The panelists, Edcon Group’s Chief Operations Officer and GSB&L graduate, Mr Mncane Mthunzi, Hulamin Limited’s Head of Internal Audit and Chairperson of the BMF KZN, Ms Lusanda Ncoliwe and independent social and political analyst, Mr Lukhona Mnguni addressed the issues of transformative leadership, the difficulty of remaining ethical in an unethical environment and the corrosive effect of unethical leaders on society.
Mncane who shared insights on being in charge of turning around ailing retail group, Edcon, highlighted that transformation in leadership calls for confident and competent leaders with character.
‘South Africa needs courageous leaders who will not shy away or sweep big issues under the carpet but discuss and deal with them head on. Turning around a company such as Edcon requires honesty about how people in leadership were allowed to bring the organisation to its knees and how we now need to clean up this mess. Our job as leaders is to ensure that we add value to the jobs and challenges we find ourselves in and business schools must also take leadership in driving transformation,’ he said.
Speaking on ethical leadership of professional bodies, Ncoliwe questioned why entities have codes of conduct that commit employees to ethical conduct but do not adhere to them.
‘Theoretically, professional bodies are developing ethical leaders but practically, they are not. When you are in the public sector, you will always be under the spotlight because it’s other people’s money. However, in the private sector you are not under the spotlight because it’s not the public’s money. The great thing about staying ethical is that when the Zondo Commission sets their sights on your company, you will be the only one sleeping peacefully whilst everyone else is panicking trying to recall what they did three years ago. More needs to be done to develop ethical leaders in South Africa; leaders who do the right thing even when no one is watching,’ she said.
Rihanna’s Disturbia lyrics, leadership philosophies and South African artist Sho Madjozi’s tweets addressing xenophobia were among the sources Mnguni drew on to stress that visionless and corrupt leadership leads to nihilism.
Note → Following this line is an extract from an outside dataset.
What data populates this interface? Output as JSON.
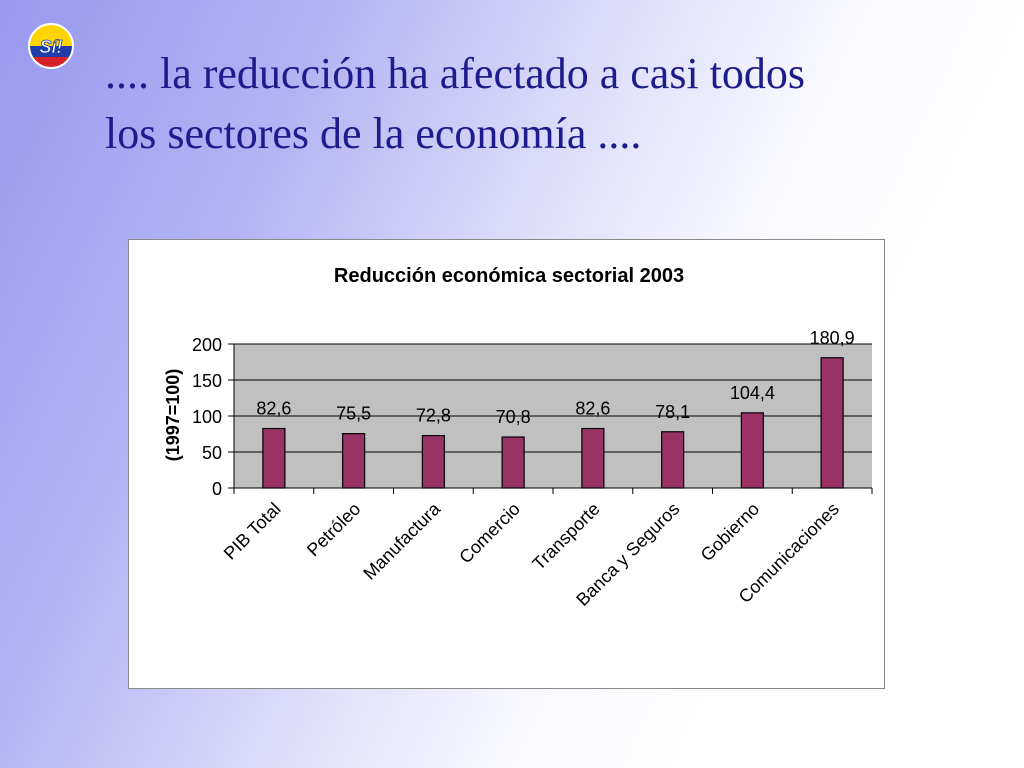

‘Ethical leadership has become a buzz word. Buzz words are fleeting and are often replaced by the latest trends and substituted without being realised. The problem in this country is that there is cohesion between corruption and politics, and society is divided. If we want people to behave ethically and build society then we need to start watching one another and not only be concerned about what is happening behind our walls. Otherwise, we will forever be complaining about unethical and corrupt leaders,’ he said.
Participants, who included GSB&L students and business practitioners also shared their views on the topic. Issues raised included whether business schools are doing enough to produce the type of leaders that the country needs; whether or not professional bodies are doing enough to groom managerial leaders; and the challenges female leaders face versus those confronting their male counterparts.
GSB&L academic, Professor Cecile Gerwel Proches thanked the panel and the audience for their valuable contribution to the discussion and said that the School is committed to contributing to developing and nurturing ethical leaders.